Ms. Uttech wants a rewarding career, but more than that she wants a flexible one. That ranking of priorities is not necessarily the one underlying best-selling books like Sheryl Sandberg’s “Lean In,” which advises women to seek out leadership positions, throw themselves at their careers, find a partner who helps with child care and supports their ambition, and negotiate for raises and promotions.

Ms. Uttech has done some of those things, and plans to do more as her children (two sons, ages 8 and 10, and a 15-year-old stepdaughter) grow older. Already she has been raising her hand to travel more for trade shows and conferences; last year she made four trips.

But probably the career move she is proudest of — and the one she advocates the most — is asking her boss to let her work from home on Fridays.

“People have said to me, ‘It’s not fair that you get to work from home! I want to work from home,’ ” she said. “And I say, ‘Well, have you asked?’ And they’re like, ‘No, no, I could never do that. My boss would never go for it.’ So I say, ‘Well you should ask, and you shouldn’t hold it against me that I did.’ ”

Not everyone aspires to be an executive at Facebook, like Ms. Sandberg, or to set foreign policy, like Anne-Marie Slaughter (a former State Department official and another prominent commentator on what’s holding women back in the workplace), especially when the children are young. Unaccounted for in the latest books offering leadership strategies by and for elite women is the fact that only 37 percent of working women (and 44 percent of working men) say they actually want a job with more responsibilities, according to a survey from the Families and Work Institute. And among all mothers with children under 18, just a quarter say they would choose full-time work if money were no object and they were free to do whatever they wanted, according to a recent New York Times/CBS News poll.

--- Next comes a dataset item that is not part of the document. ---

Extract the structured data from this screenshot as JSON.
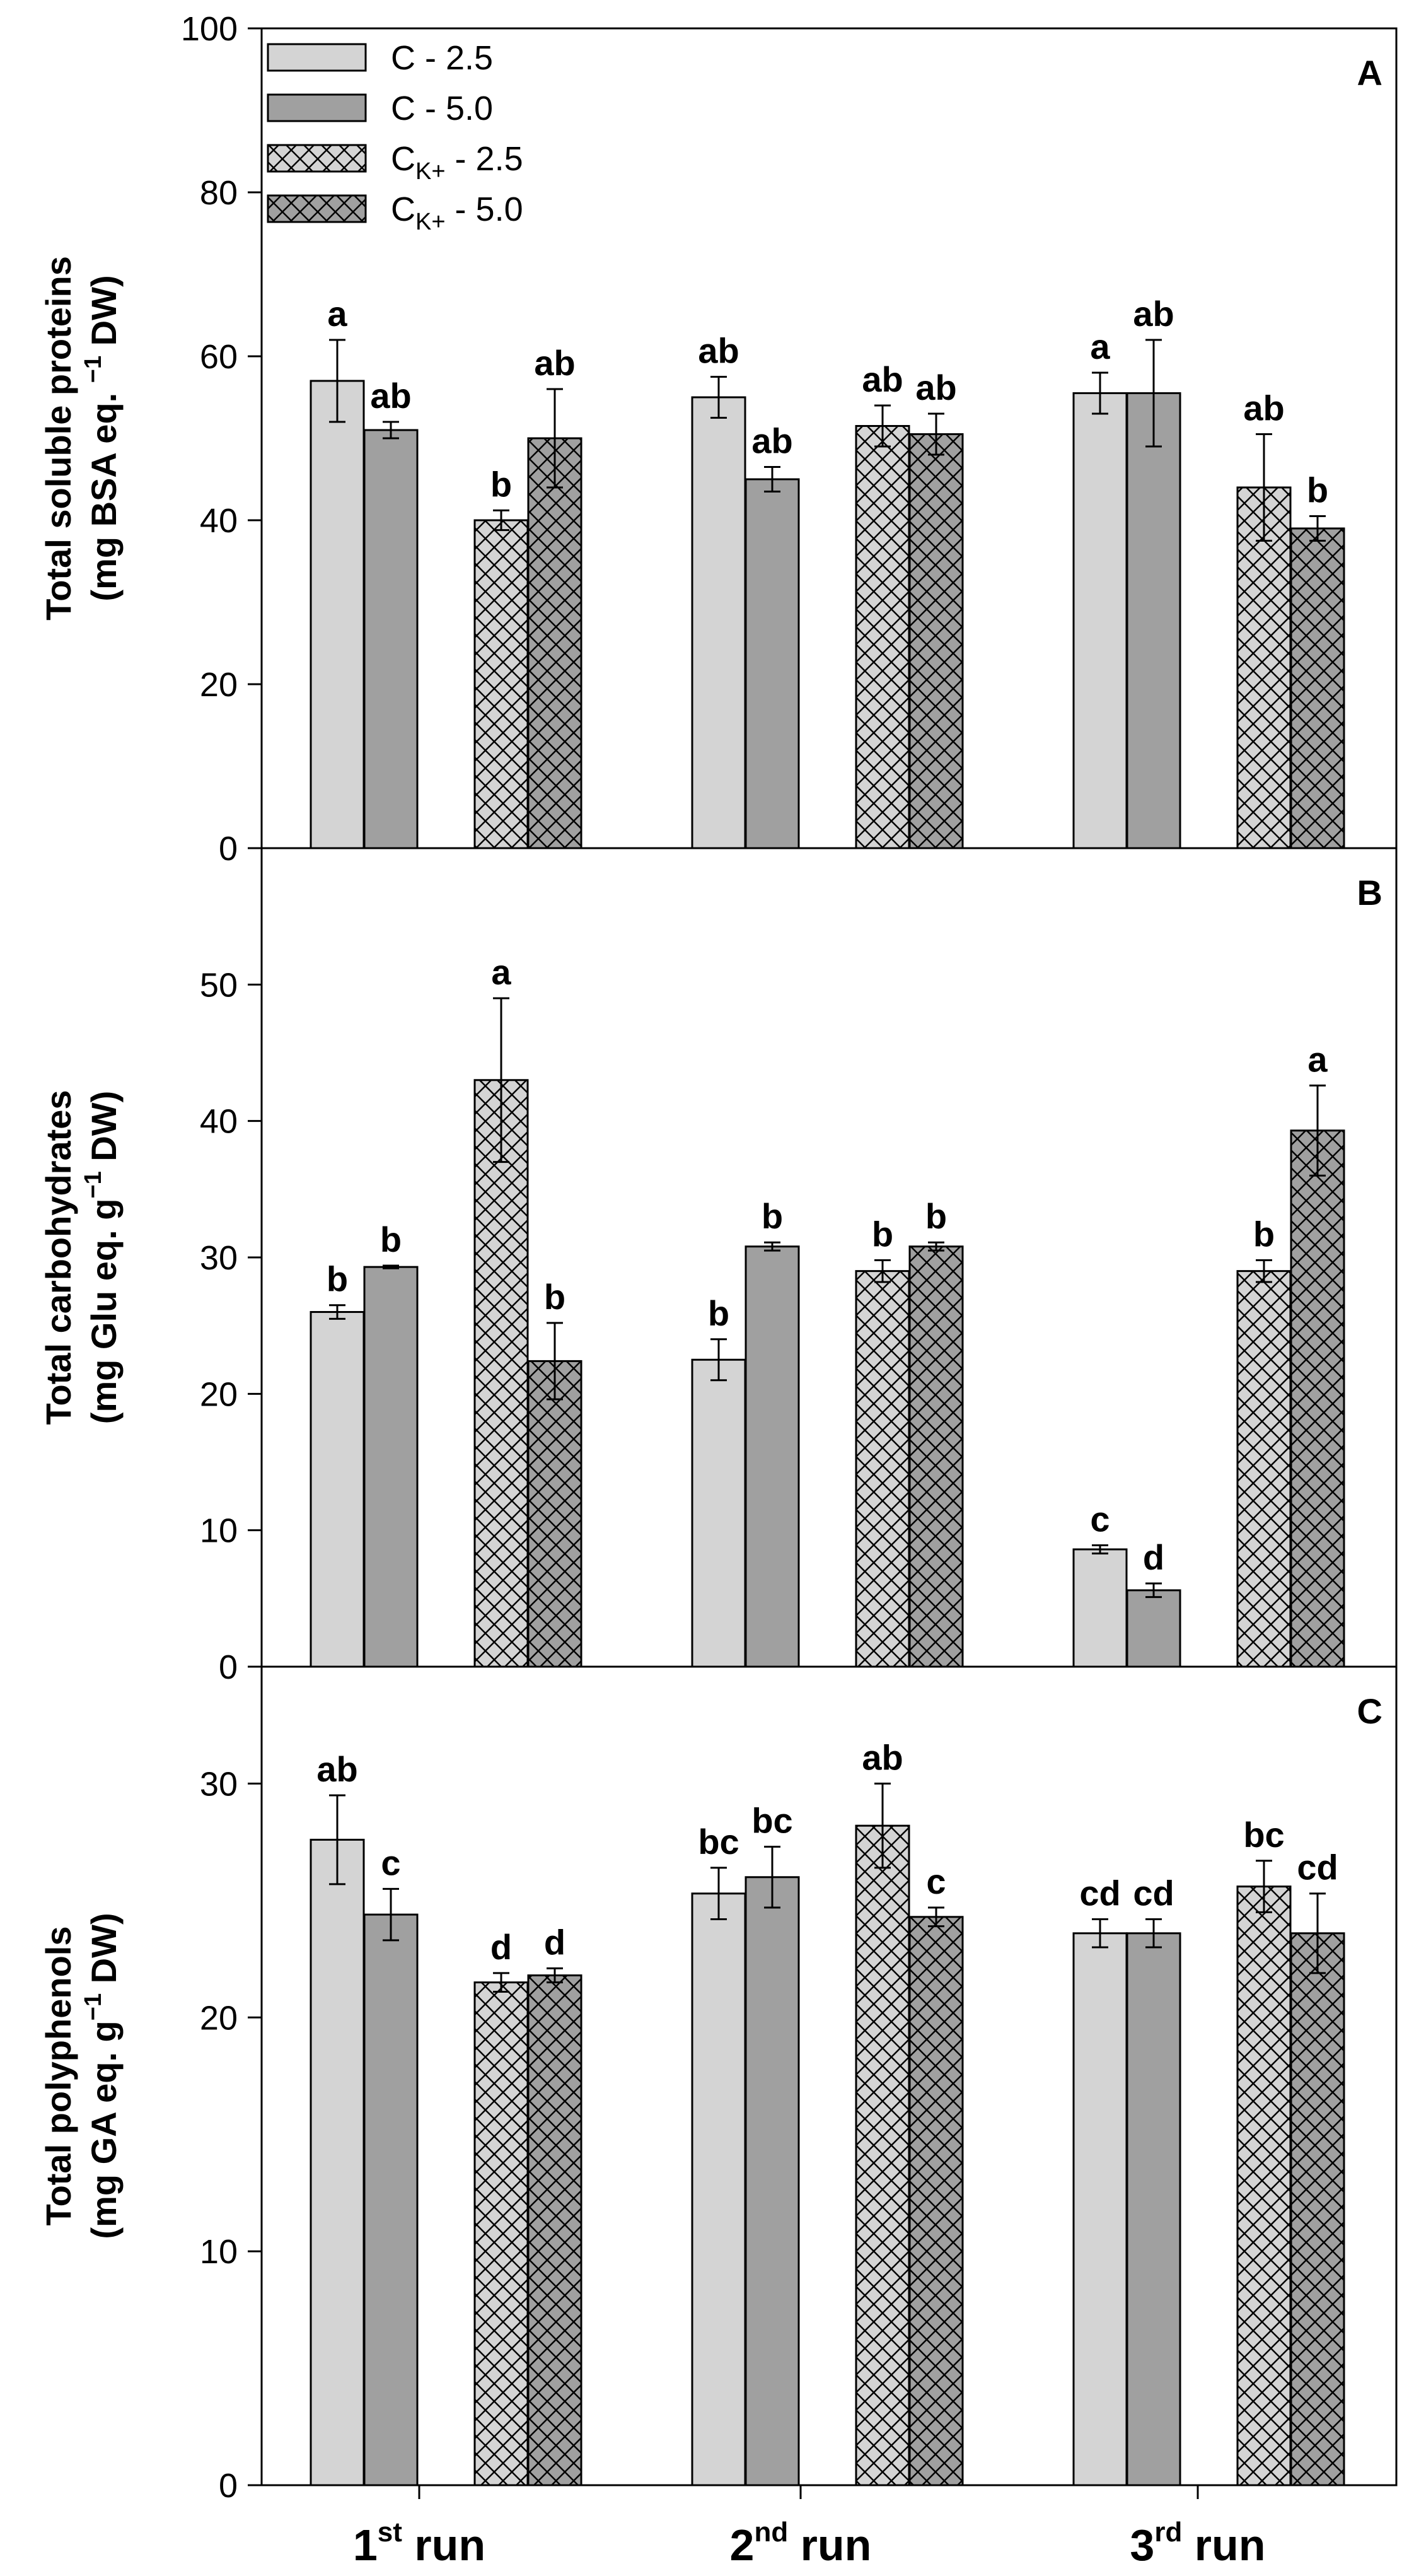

By comparison, about half of mothers in the United States are actually working full time, indicating that there are a lot out there logging many more hours than they want to be.

Up Early, Always Moving

Ms. Uttech, a trim, chipper 42-year-old with short brown hair and a communications degree from the University of Wisconsin-Whitewater, has worked for the Alliance of Crop, Soil and Environmental Science Societies for about 11 years. She has also become an increasingly important breadwinner to her family, particularly in the years since the housing bust battered her husband’s construction business. She doesn’t have access to nannies, in-office nurseries, personal assistants or drivers, so she has had to be resourceful to financially support her family while still doing everything that is important to her as a parent.

Step 1 was to help persuade her children’s school to start an affordable after-school program ($2.50 per half-hour for the first child; $1.25 per half-hour for each additional sibling), which allowed her to continue working full time rather than dart out for pickup by 3:15, or pay to have them bused to a day care center across town.

Step 2 has been to just be really, really productive in her hours both inside and outside the office.

On a recent Tuesday, which she said was broadly representative of most workdays, she rose at 5:45 a.m. and did a load of laundry before everyone else awoke. Soon she was wielding the hair dryer in one hand and a son’s permission slip in the other; running to the kitchen to pack lunches and help one of her sons make dirt cups (pudding and Oreo crumble) as part of a book report presentation; and then driving the children to school at 7:15 a.m. before commencing her 40-minute commute to the office, where she arrives a little after 8. She heads back out — often directly to the baseball diamond — at 4:30 p.m.

On Sundays, she teaches at her church, and then prepares most of the meals for rest of the week, making great use of two wonders of modern cookery: the slow cooker and the freezer.